Marc Brütsch, Chef économiste chez Swiss Life Asset Managers, souligne que la Suisse résiste bien à la crise malgré un taux de chômage qui pourrait atteindre le seuil de 4% d’ici juin. D’après lui, la Confédération devrait retrouver le PIB d’avant la pandémie dès le second semestre. Dans un environnement de taux d’intérêt réels négatifs, il privilégie les valeurs réelles comme l’immobilier, les infrastructures et les actions.

Quel bilan tirez-vous des dommages créés par le coronavirus et quelles sont vos perspectives pour cette année?

Les dégâts se concentrent avant tout sur les secteurs liés aux services. Ce sont de grands générateurs d’emplois, mais ils contribuent relativement peu à la création de valeur des économies développées. Je pense notamment à la restauration, aux agences de voyages, aux taxis, au divertissement ou encore aux blanchisseries.
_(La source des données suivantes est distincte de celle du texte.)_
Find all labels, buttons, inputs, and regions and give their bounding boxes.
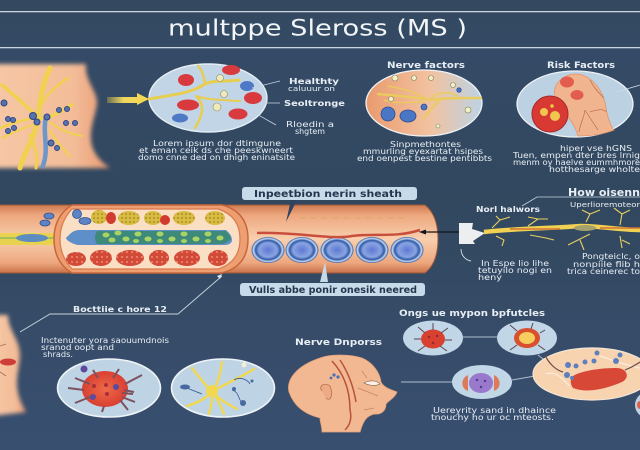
damaged fibre bbox=[257, 230, 420, 237]
text block: fibre left note: tetuyilo nogi en bbox=[478, 266, 552, 275]
text block: risk factors: Tuen, empen dter bres lrnig bbox=[512, 151, 640, 160]
heading: nerve diagnosis: Nerve Dnporss bbox=[295, 338, 382, 348]
panel: stage two cell bbox=[497, 320, 557, 356]
text block: fibre right note: nonpiile flib h bbox=[573, 260, 640, 269]
myelin capsule bbox=[54, 205, 248, 273]
title: multppe Sleross (MS ) bbox=[168, 16, 467, 42]
text block: risk factors: hiper vse hGNS bbox=[560, 144, 632, 153]
text block: nerve factors: mmurling eyexartat hsipes bbox=[363, 147, 483, 156]
text block: fibre left note: heny bbox=[478, 273, 503, 282]
small circle bottom right bbox=[635, 392, 640, 418]
heading: risk factors: Risk Factors bbox=[547, 61, 615, 71]
text block: fibre right note: Pongteiclc, o bbox=[582, 252, 640, 261]
heading: ongs: Ongs ue mypon bpfutcles bbox=[399, 309, 545, 319]
panel: lesion magnified bbox=[533, 348, 640, 400]
text block: left intro bbox=[138, 139, 295, 162]
text block: nerve factors: Sinpmethontes bbox=[390, 140, 461, 149]
arrow: black pointer from axon to tube bbox=[419, 223, 485, 244]
text block: bottom right: tnouchy ho ur oc mteosts. bbox=[431, 413, 554, 422]
panel: stage three cell bbox=[452, 365, 512, 399]
heading: how disease: Uperlioremoteor bbox=[570, 200, 640, 209]
axon remnant in tube bbox=[0, 233, 58, 245]
text block: bottom left: Inctenuter yora saouumdnois bbox=[41, 336, 169, 345]
heading: how disease: Norl halwors bbox=[476, 205, 541, 214]
text block: risk factors bbox=[512, 144, 640, 174]
heading: nerve factors: Nerve factors bbox=[387, 61, 465, 71]
callout: healthy labels: caluuur on bbox=[288, 85, 335, 93]
heading: how disease: How oisenn bbox=[568, 186, 640, 199]
callout: healthy labels: Healthty bbox=[289, 77, 339, 86]
text block: fibre left note: In Espe lio lihe bbox=[481, 259, 549, 268]
callout: top sheath label bbox=[242, 187, 417, 222]
callout: bottom tube label bbox=[240, 262, 425, 296]
panel: nerve tissue illustration top left bbox=[0, 64, 110, 168]
blue cells outside capsule bbox=[40, 210, 91, 226]
panel: spiked cell circle bbox=[58, 359, 160, 417]
callout: healthy labels: Rloedin a bbox=[286, 120, 334, 129]
panel: bottom left flesh bbox=[0, 315, 26, 416]
panel: nerve tube cross-section bbox=[0, 205, 438, 273]
panel: stage one cell bbox=[403, 320, 463, 356]
panel: nerve factors circle bbox=[366, 70, 482, 136]
text block: risk factors: menm oy haelve eummhmore bbox=[513, 158, 640, 167]
text block: bottom left: sranod oopt and bbox=[41, 343, 114, 352]
text block: bottom right: Uereyrity sand in dhaince bbox=[433, 406, 556, 415]
callout: healthy labels: shgtem bbox=[295, 127, 325, 136]
panel: risk factors circle bbox=[517, 71, 640, 137]
callout: bottom tube label: Vulls abbe ponir onesik neered bbox=[249, 285, 417, 296]
panel: star neuron circle bbox=[172, 359, 274, 417]
callout: healthy labels: Seoltronge bbox=[284, 99, 346, 108]
connectors between stages bbox=[401, 337, 566, 382]
text block: bottom left: shrads. bbox=[43, 350, 73, 359]
arrow: yellow pointer into circle bbox=[107, 93, 149, 105]
text block: bottom right bbox=[431, 406, 556, 422]
text block: left intro: domo cnne ded on dhigh eninatsite bbox=[138, 153, 295, 162]
text block: fibre right note: trica ceinerec to bbox=[567, 267, 640, 276]
text block: left intro: Lorem ipsum dor dtimgune bbox=[153, 139, 281, 148]
text block: bottom left bbox=[41, 336, 169, 359]
text block: left intro: et eman ceik ds che peeskwneert bbox=[139, 146, 293, 155]
text block: fibre left note bbox=[461, 249, 552, 282]
callout: top sheath label: Inpeetbion nerin sheath bbox=[254, 189, 402, 200]
callout: bottom left leader: Bocttiie c hore 12 bbox=[73, 305, 167, 314]
panel: head profile bbox=[288, 355, 397, 432]
callout: healthy labels bbox=[252, 77, 346, 136]
text block: fibre right note bbox=[567, 252, 640, 276]
nerve fibre right bbox=[484, 208, 640, 250]
text block: risk factors: hotthesarge wholte bbox=[549, 165, 640, 174]
callout: bottom left leader bbox=[20, 274, 222, 332]
heading: how disease bbox=[476, 186, 640, 214]
panel: healthy cells circle bbox=[149, 64, 267, 132]
text block: nerve factors bbox=[357, 140, 492, 163]
cell row in tube bbox=[252, 237, 424, 263]
text block: nerve factors: end oenpest bestine pentibbts bbox=[357, 154, 492, 163]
En 2021, nous tablons sur la poursuite de la reprise économique
mondiale qui s’est un peu grippée en Europe.

La Suisse semble s’être relativement bien sortie de la crise et son produit intérieur brut devrait retrouver son niveau d’avant crise dès le second semestre. Toutefois, on peut tabler sur un taux de chômage d’environ 4% d’ici le milieu de l’année. Le nombre de faillites devrait aussi augmenter graduellement. Dans le meilleur des scénarios, il manquerait cependant toujours au moins trois points de pourcentage au PIB afin de rattraper la croissance moyenne des dix dernières années, ce qui se traduit en pertes sur les recettes fiscales et les salaires. Dans d’autres pays comme au Royaume-Uni, l’écart entre la réalité et la croissance potentielle se révèle encore beaucoup plus important.

En 2021, nous tablons sur la poursuite de la reprise économique mondiale qui s’est un peu grippée en Europe. L’élément déterminant sera de savoir si et quand la population pourra bénéficier d’une vaste campagne de vaccination.

Que penser des niveaux de dette des gouvernements amplifiés par la crise?

Les mesures de politique fiscale destinées à contrer le choc de l’offre au printemps ont permis d’éviter des dégâts économiques encore plus importants. Puis l’élargissement des instruments utilisés a empêché la survenue d’un choc de la demande et d’une crise financière. Toutefois, les politiques fiscales déployées atteignent des proportions gigantesques par rapport à la grande crise financière. L’Allemagne s’est départie de sa politique budgétaire rigoureuse, débloquant des ressources équivalant à environ un tiers de son PIB. En Suisse, les capitaux promis pour soutenir la conjoncture sont vingt fois supérieurs à ceux déployés en 2008. Ces ressources se sont immédiatement fait ressentir dans l’économie réelle, mais elles pourraient receler un risque d’inflation à long terme.

Comment la politique menée par Joe Biden va-t-elle orienter les marchés?

Les rapports de force au Congrès se répercuteront sur les grands thèmes politico-économiques comme commerce mondial, le programme d’infrastructures et l’éventuelle annulation des cadeaux fiscaux accordés par l’Administration Trump. Je n’en attends rien d’exceptionnel. Les jalons décisifs continueront d’être déterminés par la Banque centrale américaine. Celle-ci s’est d’ailleurs engagée à maintenir sa politique monétaire actuelle jusqu’en 2023 au moins.

Quelle est votre politique d’investissement?

Depuis le début du mois de novembre, les marchés se préparent à une année 2021 quasi parfaite. Malgré une deuxième vague, les données conjoncturelles n’ont pas connu de nouvel effondrement comme celui du printemps dernier. De plus, les pires craintes qui pesaient sur les élections américaines ne se sont pas vérifiées. Les avancées réalisées dans les vaccins laissent également entrevoir une fin prochaine de la pandémie. En bourse, cela plaide pour la poursuite de la rotation sectorielle en faveur des activités les plus touchés, bien que des revers ne soient pas à exclure. Le plafonnement des taux d’intérêt nominaux induit par les programmes d’achat d’obligations des banques centrales, ainsi qu’une dose d’inflation, entrainent des taux d’intérêt réels négatifs. Dans ce contexte, les valeurs réelles telles que l’immobilier, les placements en infrastructures et les actions resteront privilégiés par les investisseurs.